La sofferenza – scrive Oscar Wilde nel De Profundis – è un solo lunghissimo momento. Non possiamo dividerlo secondo le stagioni; possiamo soltanto registrarne i mutamenti e segnare volta a volta il loro ripetersi”. “La ragione non mi serve. Essa mi dice che le leggi da cui sono stato condannato sono errate e ingiuste, e il sistema sotto il quale ho sofferto, un sistema ingiusto ed errato. Ma in qualche modo devo renderli entrambi giusti e buoni per me”.

Oscar Wilde riscosse in vita, e continua fino ad oggi a riscuotere, un enorme successo, dovuto più che altro alla sua vena di brillante conversatore ed aforista, alla sua fama di dandy raffinato ed elegante. Si ricordano le sue disavventure amorose, il suo estetismo anticonformista, i suoi atteggiamenti da “snob”.

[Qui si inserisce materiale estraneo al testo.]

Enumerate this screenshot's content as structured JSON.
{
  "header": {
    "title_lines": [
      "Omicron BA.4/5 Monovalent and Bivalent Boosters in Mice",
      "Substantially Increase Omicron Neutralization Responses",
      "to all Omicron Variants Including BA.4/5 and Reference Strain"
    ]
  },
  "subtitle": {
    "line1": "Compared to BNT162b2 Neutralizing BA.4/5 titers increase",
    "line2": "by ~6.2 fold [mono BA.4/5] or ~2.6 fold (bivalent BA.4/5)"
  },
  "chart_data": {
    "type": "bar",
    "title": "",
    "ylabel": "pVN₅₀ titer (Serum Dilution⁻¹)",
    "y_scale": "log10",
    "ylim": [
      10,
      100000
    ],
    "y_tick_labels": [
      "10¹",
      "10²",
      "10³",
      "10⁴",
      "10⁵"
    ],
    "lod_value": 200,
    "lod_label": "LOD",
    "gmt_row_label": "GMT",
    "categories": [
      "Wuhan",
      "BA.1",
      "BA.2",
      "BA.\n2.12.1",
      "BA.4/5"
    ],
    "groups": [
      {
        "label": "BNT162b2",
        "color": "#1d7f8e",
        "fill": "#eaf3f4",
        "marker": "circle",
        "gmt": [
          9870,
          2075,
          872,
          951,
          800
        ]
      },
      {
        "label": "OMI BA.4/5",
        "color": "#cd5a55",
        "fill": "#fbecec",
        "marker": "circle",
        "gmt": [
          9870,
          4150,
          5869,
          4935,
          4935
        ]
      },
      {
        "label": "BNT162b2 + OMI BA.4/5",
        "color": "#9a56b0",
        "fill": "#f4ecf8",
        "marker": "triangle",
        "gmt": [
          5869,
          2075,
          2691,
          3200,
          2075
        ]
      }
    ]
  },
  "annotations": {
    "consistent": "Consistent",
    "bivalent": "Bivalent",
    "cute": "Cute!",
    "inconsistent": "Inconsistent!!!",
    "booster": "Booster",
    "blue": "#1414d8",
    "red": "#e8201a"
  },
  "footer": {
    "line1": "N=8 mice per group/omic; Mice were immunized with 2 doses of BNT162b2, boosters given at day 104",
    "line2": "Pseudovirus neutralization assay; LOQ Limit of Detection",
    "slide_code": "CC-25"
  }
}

Ma dietro le apparenze Wilde, come si rivela soprattutto nel “De Profundis”, fu molto diverso dal personaggio che aveva costruito per se stesso. Egli fu un ingegno straordinario, un artista geniale, la sua dimensione intellettuale fu elevata ed ebbe una visione, per il suo tempo, progressista.  Il suo dare scandalo ai contemporanei dell’età vittoriana fu l’opera di una mente aperta, capace di guardare la realtà senza falsi pudori e aprire l’orizzonte ad una nuova cultura.